Левой рукой она берет у меня калачик, весело жует, весело задает вопросы. Я стараюсь не смотреть на страшный бесцветный яд, колеблющийся в колбе – словно моя ложь, стоящая между нами – стараюсь не видеть капельку крови на ватке, прилипшей к Фридиной руке. Она не знает, а я знаю, какими мучениями грозит ей этот бесцветный яд, эта отрава, эта наша последняя сумасшедшая надежда на ее жизнь. Поверх одеяла у стенки стопочка писем.
– Видите, сколько много? – говорит Фрида. – Слышали, как дети говорят: сколько много!
Она протягивает мне пачку конвертов. Я с удовольствием рассматриваю конверты, только чтобы не глядеть на отраву. На одном вижу обратный адрес: Р. Зернова.

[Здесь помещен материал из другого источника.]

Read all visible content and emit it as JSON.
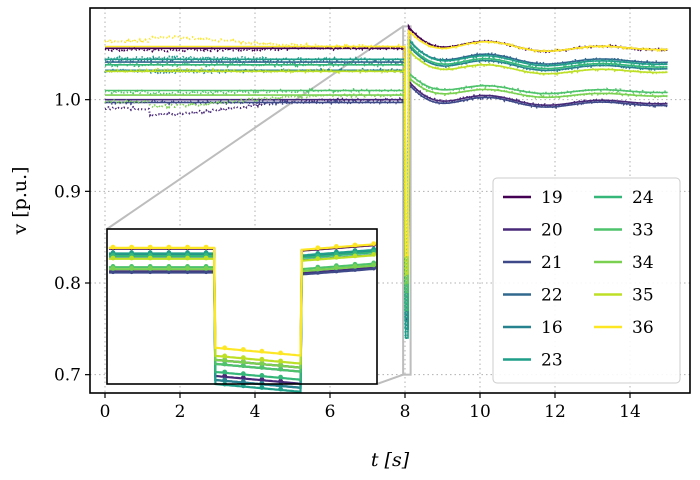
{
  "chart_data": {
    "type": "line",
    "xlabel": "t [s]",
    "ylabel": "v [p.u.]",
    "xlim": [
      -0.4,
      15.6
    ],
    "ylim": [
      0.68,
      1.1
    ],
    "x_ticks": [
      0,
      2,
      4,
      6,
      8,
      10,
      12,
      14
    ],
    "y_ticks": [
      0.7,
      0.8,
      0.9,
      1.0
    ],
    "x_tick_labels": [
      "0",
      "2",
      "4",
      "6",
      "8",
      "10",
      "12",
      "14"
    ],
    "y_tick_labels": [
      "0.7",
      "0.8",
      "0.9",
      "1.0"
    ],
    "grid": true,
    "legend_position": "lower-right",
    "legend_columns": 2,
    "fault_start": 8.0,
    "fault_end": 8.08,
    "inset_zoom": {
      "x_range": [
        7.95,
        8.15
      ],
      "y_range": [
        0.7,
        1.08
      ]
    },
    "series": [
      {
        "name": "19",
        "color": "#440154",
        "v_pre": 1.056,
        "v_fault": 0.8,
        "v_peak": 1.08,
        "v_final": 1.056,
        "osc_amp": 0.01,
        "measured_offset": -0.002
      },
      {
        "name": "20",
        "color": "#482878",
        "v_pre": 1.0,
        "v_fault": 0.76,
        "v_peak": 1.021,
        "v_final": 0.997,
        "osc_amp": 0.01,
        "measured_offset": -0.016
      },
      {
        "name": "21",
        "color": "#3e4989",
        "v_pre": 0.997,
        "v_fault": 0.75,
        "v_peak": 1.018,
        "v_final": 0.995,
        "osc_amp": 0.01,
        "measured_offset": 0.0
      },
      {
        "name": "22",
        "color": "#31688e",
        "v_pre": 1.041,
        "v_fault": 0.79,
        "v_peak": 1.066,
        "v_final": 1.042,
        "osc_amp": 0.01,
        "measured_offset": 0.003
      },
      {
        "name": "16",
        "color": "#26828e",
        "v_pre": 1.032,
        "v_fault": 0.75,
        "v_peak": 1.06,
        "v_final": 1.035,
        "osc_amp": 0.01,
        "measured_offset": -0.002
      },
      {
        "name": "23",
        "color": "#1f9e89",
        "v_pre": 1.044,
        "v_fault": 0.74,
        "v_peak": 1.067,
        "v_final": 1.04,
        "osc_amp": 0.01,
        "measured_offset": 0.002
      },
      {
        "name": "24",
        "color": "#35b779",
        "v_pre": 1.038,
        "v_fault": 0.77,
        "v_peak": 1.062,
        "v_final": 1.037,
        "osc_amp": 0.01,
        "measured_offset": 0.0
      },
      {
        "name": "33",
        "color": "#4ec36b",
        "v_pre": 1.01,
        "v_fault": 0.79,
        "v_peak": 1.03,
        "v_final": 1.009,
        "osc_amp": 0.008,
        "measured_offset": -0.003
      },
      {
        "name": "34",
        "color": "#7ad151",
        "v_pre": 1.005,
        "v_fault": 0.8,
        "v_peak": 1.025,
        "v_final": 1.005,
        "osc_amp": 0.008,
        "measured_offset": -0.012
      },
      {
        "name": "35",
        "color": "#bddf26",
        "v_pre": 1.031,
        "v_fault": 0.81,
        "v_peak": 1.055,
        "v_final": 1.031,
        "osc_amp": 0.009,
        "measured_offset": 0.001
      },
      {
        "name": "36",
        "color": "#fde725",
        "v_pre": 1.058,
        "v_fault": 0.83,
        "v_peak": 1.076,
        "v_final": 1.056,
        "osc_amp": 0.01,
        "measured_offset": 0.01
      }
    ]
  }
}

– От Руни? – говорю я. – Получили?
– Да, – говорит Фрида. – И от Руни.
– Значит, вы помирились? – вскрикиваю я. – Вот чудесно!
И вдруг с подушки, из этих глаз, только что струивших приветливость, покой, ласку, – мгновенная молния гнева.
– Ничего чудесного нет! Не могу же я каждый раз ложиться под нож, чтобы Руня снова начинала мне верить!
Она нежно любила Руню и от души желала помириться с ней. Но в приступе миролюбия, внезапно охватившего
Руню, она чуяла натяжку, нарочность, вызванную ее, Фридиной, тяжелой болезнью. А Фрида не хотела скидки на болезнь. Это ее обижало.
Ей-то было хорошо известно, по опыту собственной души, что такое полнота доверия. И она ждала ее и требовала от тех, кого любила… Ничто не могло ее ранить больнее, чем недоверие.
К счастью для них обоих, за месяц до Фридиной смерти полнота доверия была восстановлена: они помирились.
Но молния гнева, сверкнувшая мне когда-то с больничной подушки, много объяснила мне во Фридиной сути.